Step 3: Verify Auto Unseal
- First check the status of the Vault pod:
kubectl get podsThe output should look like this:
NAME READY STATUS RESTARTS AGE
vault-0 0/1 Running 0 30s
vault-agent-injector-XXXXXXXXXX-XXXXX 1/1 Running 0 30s- Also check the status by running the following command:
kubectl exec -it vault-0 -- vault statusThe output should look like this:
Key Value
--- -----
Seal Type shamir
Initialized false
Sealed true
Total Shares 0
Threshold 0
Unseal Progress 0/0
Unseal Nonce n/a
Version n/a
HA Enabled falseIn the output above, the Sealed status should be true. This means that the Vault is sealed. The Seal Type should be shamir. The Initialized status should be false.

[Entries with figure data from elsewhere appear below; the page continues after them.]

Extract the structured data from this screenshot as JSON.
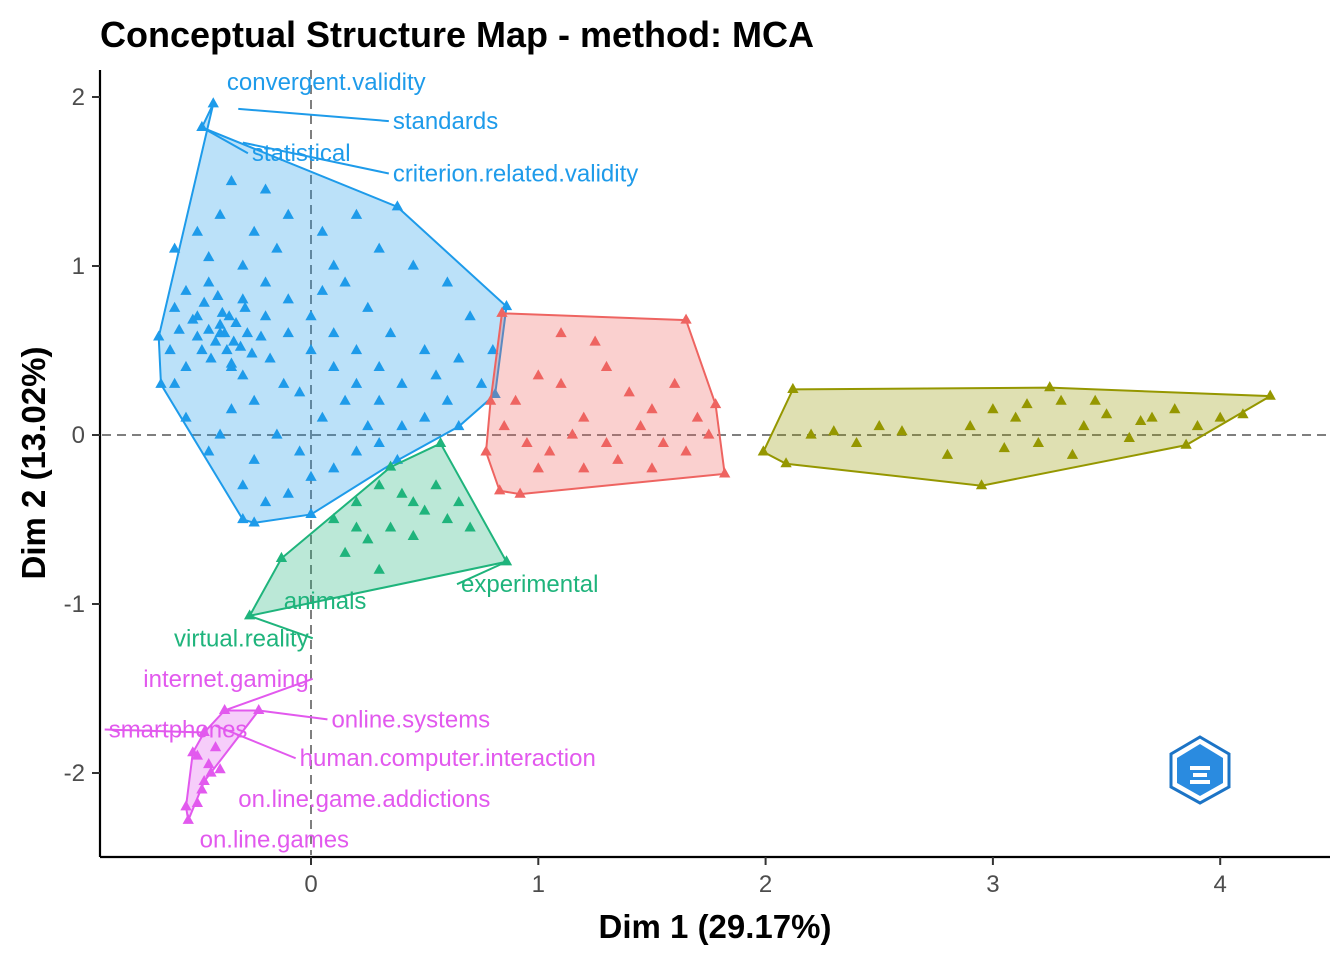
{
  "chart_data": {
    "type": "scatter",
    "title": "Conceptual Structure Map - method: MCA",
    "xlabel": "Dim 1 (29.17%)",
    "ylabel": "Dim 2 (13.02%)",
    "xlim": [
      -0.92,
      4.5
    ],
    "ylim": [
      -2.48,
      2.2
    ],
    "x_ticks": [
      0,
      1,
      2,
      3,
      4
    ],
    "y_ticks": [
      -2,
      -1,
      0,
      1,
      2
    ],
    "reference_lines": {
      "x": 0,
      "y": 0,
      "style": "dashed"
    },
    "grid": false,
    "legend": "none",
    "logo": "BIBLIOMETRIX",
    "clusters": [
      {
        "color": "#1E9BEA",
        "hull": [
          [
            -0.43,
            1.96
          ],
          [
            -0.48,
            1.82
          ],
          [
            0.38,
            1.35
          ],
          [
            0.86,
            0.76
          ],
          [
            0.81,
            0.24
          ],
          [
            0.65,
            0.05
          ],
          [
            0.38,
            -0.15
          ],
          [
            0,
            -0.47
          ],
          [
            -0.25,
            -0.52
          ],
          [
            -0.3,
            -0.5
          ],
          [
            -0.66,
            0.3
          ],
          [
            -0.67,
            0.58
          ]
        ],
        "label_points": [
          {
            "label": "convergent.validity",
            "x": -0.43,
            "y": 1.96
          },
          {
            "label": "standards",
            "x": -0.32,
            "y": 1.93
          },
          {
            "label": "statistical",
            "x": -0.48,
            "y": 1.82
          },
          {
            "label": "criterion.related.validity",
            "x": -0.3,
            "y": 1.73
          }
        ],
        "points": [
          [
            -0.6,
            1.1
          ],
          [
            -0.5,
            1.2
          ],
          [
            -0.4,
            1.3
          ],
          [
            -0.35,
            1.5
          ],
          [
            -0.2,
            1.45
          ],
          [
            -0.1,
            1.3
          ],
          [
            0.05,
            1.2
          ],
          [
            0.2,
            1.3
          ],
          [
            0.3,
            1.1
          ],
          [
            0.45,
            1.0
          ],
          [
            0.6,
            0.9
          ],
          [
            0.7,
            0.7
          ],
          [
            0.8,
            0.5
          ],
          [
            0.75,
            0.3
          ],
          [
            0.6,
            0.2
          ],
          [
            0.5,
            0.1
          ],
          [
            0.4,
            0.05
          ],
          [
            0.2,
            -0.1
          ],
          [
            0.1,
            -0.2
          ],
          [
            -0.1,
            -0.35
          ],
          [
            -0.2,
            -0.4
          ],
          [
            -0.3,
            -0.3
          ],
          [
            -0.45,
            -0.1
          ],
          [
            -0.55,
            0.1
          ],
          [
            -0.6,
            0.3
          ],
          [
            -0.62,
            0.5
          ],
          [
            -0.5,
            0.7
          ],
          [
            -0.45,
            0.9
          ],
          [
            -0.3,
            1.0
          ],
          [
            -0.2,
            0.9
          ],
          [
            -0.1,
            0.8
          ],
          [
            0.0,
            0.7
          ],
          [
            0.1,
            0.6
          ],
          [
            0.2,
            0.5
          ],
          [
            0.3,
            0.4
          ],
          [
            0.4,
            0.3
          ],
          [
            0.3,
            0.2
          ],
          [
            0.2,
            0.3
          ],
          [
            0.1,
            0.4
          ],
          [
            0.0,
            0.5
          ],
          [
            -0.1,
            0.6
          ],
          [
            -0.2,
            0.7
          ],
          [
            -0.3,
            0.8
          ],
          [
            -0.4,
            0.6
          ],
          [
            -0.35,
            0.4
          ],
          [
            -0.25,
            0.2
          ],
          [
            -0.15,
            0.0
          ],
          [
            -0.05,
            -0.1
          ],
          [
            0.05,
            0.1
          ],
          [
            0.15,
            0.2
          ],
          [
            -0.42,
            0.55
          ],
          [
            -0.4,
            0.65
          ],
          [
            -0.38,
            0.6
          ],
          [
            -0.36,
            0.7
          ],
          [
            -0.34,
            0.55
          ],
          [
            -0.45,
            0.62
          ],
          [
            -0.48,
            0.5
          ],
          [
            -0.44,
            0.45
          ],
          [
            -0.39,
            0.72
          ],
          [
            -0.33,
            0.66
          ],
          [
            -0.31,
            0.52
          ],
          [
            -0.28,
            0.6
          ],
          [
            -0.5,
            0.58
          ],
          [
            -0.52,
            0.68
          ],
          [
            -0.47,
            0.78
          ],
          [
            -0.41,
            0.82
          ],
          [
            -0.37,
            0.5
          ],
          [
            -0.35,
            0.42
          ],
          [
            -0.29,
            0.75
          ],
          [
            -0.26,
            0.48
          ],
          [
            -0.55,
            0.4
          ],
          [
            -0.58,
            0.62
          ],
          [
            -0.3,
            0.35
          ],
          [
            -0.22,
            0.58
          ],
          [
            -0.18,
            0.45
          ],
          [
            -0.12,
            0.3
          ],
          [
            0.05,
            0.85
          ],
          [
            0.25,
            0.75
          ],
          [
            0.35,
            0.6
          ],
          [
            0.5,
            0.5
          ],
          [
            0.55,
            0.35
          ],
          [
            0.65,
            0.45
          ],
          [
            -0.15,
            1.1
          ],
          [
            0.1,
            1.0
          ],
          [
            0.15,
            0.9
          ],
          [
            -0.25,
            1.2
          ],
          [
            -0.45,
            1.05
          ],
          [
            -0.55,
            0.85
          ],
          [
            -0.6,
            0.75
          ],
          [
            -0.05,
            0.25
          ],
          [
            0.25,
            0.05
          ],
          [
            -0.35,
            0.15
          ],
          [
            -0.4,
            0.0
          ],
          [
            -0.25,
            -0.15
          ],
          [
            0.0,
            -0.25
          ],
          [
            0.3,
            -0.05
          ]
        ]
      },
      {
        "color": "#EE6461",
        "hull": [
          [
            0.84,
            0.72
          ],
          [
            1.65,
            0.68
          ],
          [
            1.78,
            0.18
          ],
          [
            1.82,
            -0.23
          ],
          [
            0.92,
            -0.35
          ],
          [
            0.83,
            -0.33
          ],
          [
            0.77,
            -0.1
          ],
          [
            0.79,
            0.2
          ]
        ],
        "label_points": [],
        "points": [
          [
            0.9,
            0.2
          ],
          [
            1.0,
            0.35
          ],
          [
            1.1,
            0.3
          ],
          [
            1.2,
            0.1
          ],
          [
            1.3,
            0.4
          ],
          [
            1.4,
            0.25
          ],
          [
            1.5,
            0.15
          ],
          [
            1.6,
            0.3
          ],
          [
            1.7,
            0.1
          ],
          [
            1.75,
            0.0
          ],
          [
            1.65,
            -0.1
          ],
          [
            1.5,
            -0.2
          ],
          [
            1.35,
            -0.15
          ],
          [
            1.2,
            -0.2
          ],
          [
            1.05,
            -0.1
          ],
          [
            0.95,
            -0.05
          ],
          [
            0.85,
            0.05
          ],
          [
            1.1,
            0.6
          ],
          [
            1.25,
            0.55
          ],
          [
            1.45,
            0.05
          ],
          [
            1.55,
            -0.05
          ],
          [
            1.3,
            -0.05
          ],
          [
            1.15,
            0.0
          ],
          [
            1.0,
            -0.2
          ]
        ]
      },
      {
        "color": "#959700",
        "hull": [
          [
            2.12,
            0.27
          ],
          [
            3.25,
            0.28
          ],
          [
            4.22,
            0.23
          ],
          [
            3.85,
            -0.06
          ],
          [
            2.95,
            -0.3
          ],
          [
            2.09,
            -0.17
          ],
          [
            1.99,
            -0.1
          ]
        ],
        "label_points": [],
        "points": [
          [
            2.2,
            0.0
          ],
          [
            2.4,
            -0.05
          ],
          [
            2.6,
            0.02
          ],
          [
            2.8,
            -0.12
          ],
          [
            2.9,
            0.05
          ],
          [
            3.0,
            0.15
          ],
          [
            3.1,
            0.1
          ],
          [
            3.2,
            -0.05
          ],
          [
            3.3,
            0.2
          ],
          [
            3.4,
            0.05
          ],
          [
            3.5,
            0.12
          ],
          [
            3.6,
            -0.02
          ],
          [
            3.7,
            0.1
          ],
          [
            3.8,
            0.15
          ],
          [
            3.9,
            0.05
          ],
          [
            4.0,
            0.1
          ],
          [
            4.1,
            0.12
          ],
          [
            3.35,
            -0.12
          ],
          [
            3.05,
            -0.08
          ],
          [
            2.5,
            0.05
          ],
          [
            2.3,
            0.02
          ],
          [
            3.15,
            0.18
          ],
          [
            3.45,
            0.2
          ],
          [
            3.65,
            0.08
          ]
        ]
      },
      {
        "color": "#1FB47C",
        "hull": [
          [
            -0.27,
            -1.07
          ],
          [
            -0.13,
            -0.73
          ],
          [
            0.35,
            -0.19
          ],
          [
            0.57,
            -0.05
          ],
          [
            0.86,
            -0.75
          ]
        ],
        "label_points": [
          {
            "label": "experimental",
            "x": 0.86,
            "y": -0.75
          },
          {
            "label": "animals",
            "x": -0.13,
            "y": -0.73
          },
          {
            "label": "virtual.reality",
            "x": -0.27,
            "y": -1.07
          }
        ],
        "points": [
          [
            0.1,
            -0.5
          ],
          [
            0.2,
            -0.4
          ],
          [
            0.3,
            -0.3
          ],
          [
            0.4,
            -0.35
          ],
          [
            0.5,
            -0.45
          ],
          [
            0.6,
            -0.5
          ],
          [
            0.7,
            -0.55
          ],
          [
            0.45,
            -0.6
          ],
          [
            0.35,
            -0.55
          ],
          [
            0.25,
            -0.62
          ],
          [
            0.15,
            -0.7
          ],
          [
            0.3,
            -0.8
          ],
          [
            0.55,
            -0.3
          ],
          [
            0.65,
            -0.4
          ],
          [
            0.2,
            -0.55
          ],
          [
            0.45,
            -0.4
          ]
        ]
      },
      {
        "color": "#E259EE",
        "hull": [
          [
            -0.38,
            -1.63
          ],
          [
            -0.23,
            -1.63
          ],
          [
            -0.47,
            -2.05
          ],
          [
            -0.54,
            -2.28
          ],
          [
            -0.55,
            -2.2
          ],
          [
            -0.52,
            -1.88
          ],
          [
            -0.47,
            -1.76
          ]
        ],
        "label_points": [
          {
            "label": "internet.gaming",
            "x": -0.38,
            "y": -1.63
          },
          {
            "label": "online.systems",
            "x": -0.23,
            "y": -1.63
          },
          {
            "label": "smartphones",
            "x": -0.47,
            "y": -1.76
          },
          {
            "label": "human.computer.interaction",
            "x": -0.42,
            "y": -1.72
          },
          {
            "label": "on.line.game.addictions",
            "x": -0.35,
            "y": -2.1
          },
          {
            "label": "on.line.games",
            "x": -0.54,
            "y": -2.28
          }
        ],
        "points": [
          [
            -0.5,
            -1.9
          ],
          [
            -0.45,
            -1.95
          ],
          [
            -0.42,
            -1.85
          ],
          [
            -0.48,
            -2.1
          ],
          [
            -0.44,
            -2.0
          ],
          [
            -0.5,
            -2.18
          ],
          [
            -0.4,
            -1.98
          ]
        ]
      }
    ],
    "annotations": [
      {
        "text": "convergent.validity",
        "x": -0.37,
        "y": 2.04,
        "anchor": "start",
        "color": "#1E9BEA"
      },
      {
        "text": "standards",
        "x": 0.36,
        "y": 1.81,
        "anchor": "start",
        "color": "#1E9BEA"
      },
      {
        "text": "statistical",
        "x": -0.26,
        "y": 1.62,
        "anchor": "start",
        "color": "#1E9BEA"
      },
      {
        "text": "criterion.related.validity",
        "x": 0.36,
        "y": 1.5,
        "anchor": "start",
        "color": "#1E9BEA"
      },
      {
        "text": "experimental",
        "x": 0.66,
        "y": -0.93,
        "anchor": "start",
        "color": "#1FB47C"
      },
      {
        "text": "animals",
        "x": -0.12,
        "y": -1.03,
        "anchor": "start",
        "color": "#1FB47C"
      },
      {
        "text": "virtual.reality",
        "x": -0.01,
        "y": -1.25,
        "anchor": "end",
        "color": "#1FB47C"
      },
      {
        "text": "internet.gaming",
        "x": -0.01,
        "y": -1.49,
        "anchor": "end",
        "color": "#E259EE"
      },
      {
        "text": "online.systems",
        "x": 0.09,
        "y": -1.73,
        "anchor": "start",
        "color": "#E259EE"
      },
      {
        "text": "smartphones",
        "x": -0.89,
        "y": -1.79,
        "anchor": "start",
        "color": "#E259EE"
      },
      {
        "text": "human.computer.interaction",
        "x": -0.05,
        "y": -1.96,
        "anchor": "start",
        "color": "#E259EE"
      },
      {
        "text": "on.line.game.addictions",
        "x": -0.32,
        "y": -2.2,
        "anchor": "start",
        "color": "#E259EE"
      },
      {
        "text": "on.line.games",
        "x": -0.49,
        "y": -2.44,
        "anchor": "start",
        "color": "#E259EE"
      }
    ]
  }
}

- To initialize the Vault, run the following command:
kubectl exec -it vault-0 -- vault operator init -format=jsonThe output should look like this:
{
"unseal_keys_b64": [],
"unseal_keys_hex": [],
"unseal_shares": 1,
"unseal_threshold": 1,
"recovery_keys_b64": [
"7PtO9Z+aJXD4VsRxzTsFgOK32Zli1cmveiW4ATiv/pNa",
"gH6bv7mExjG+zFJsYhyYUvgtiLI0f3OY73rzwfv7vp/Q",
"Vhp/9rRLiPlqLZ+soa5RTRVXAIzhkoPc/i+3Ru1PD32U",
"NnHp6BcXfXnTwATgdF5fHRpcv82f1q0iUF1LxTgXb6P5",
"MT//wchIJ2//4eP8/OTTRy0QTNpGYifKFV5PaTz7qja5"
],
"recovery_keys_hex": [
"ecfb4ef59f9a2570f856c471cd3b0580e2b7d99962d5c9af7a25b80138affe935a",
"807e9bbfb984c631becc526c621c9852f82d88b2347f7398ef7af3c1fbfbbe9fd0",
"561a7ff6b44b88f96a2d9faca1ae514d1557008ce19283dcfe2fb746ed4f0f7d94",
"3671e9e817177d79d3c004e0745e5f1d1a5cbfcd9fd6ad22505d4bc538176fa3f9",
"313fffc1c848276fffe1e3fcfce4d3472d104cda466227ca155e4f693cfbaa36b9"
],
"recovery_keys_shares": 5,
"recovery_keys_threshold": 3,
"root_token": "s.p3L38qZwmnHUgIHR1MBmACfd"
}In the output above, the unseal_keys_b64 and unseal_keys_hex should be empty. The unseal_shares and unseal_threshold should be 1. The recovery_keys_b64 and recovery_keys_hex should have the recovery keys. The recovery_keys_shares and recovery_keys_threshold should be 5 and 3 respectively. The root_token should have the root token.
- If we now check the status of the Vault server, it should be unsealed:
kubectl exec -it vault-0 -- vault statusThe output should look like this:
Key Value
--- -----
Seal Type azurekeyvault
Recovery Seal Type shamir
Initialized true
Sealed false
Total Recovery Shares 5
Threshold 3
Version 1.8.1
Build Date 2021-03-31T20:00:00Z
Storage Type file
Cluster Name vault-cluster-XXXXXXX
Cluster ID XXXXXXXX-XXXX-XXXX-XXXX-XXXXXXXXXXXX
HA Enabled falseIn the output above, the Seal Type should be azurekeyvault. The Recovery Seal Type should be shamir. The Initialized status should be true. The Sealed status should be false. The Total Recovery Shares and Threshold should be 5 and 3 respectively.
Conclusion
In this tutorial, we learned how to auto unseal Hashicorp Vault using the official Helm chart. We used the Azure Key Vault for auto unsealing Vault. We initialized and unsealed the Vault server. We verified the auto unseal process. We also learned how to check the status of the Vault server.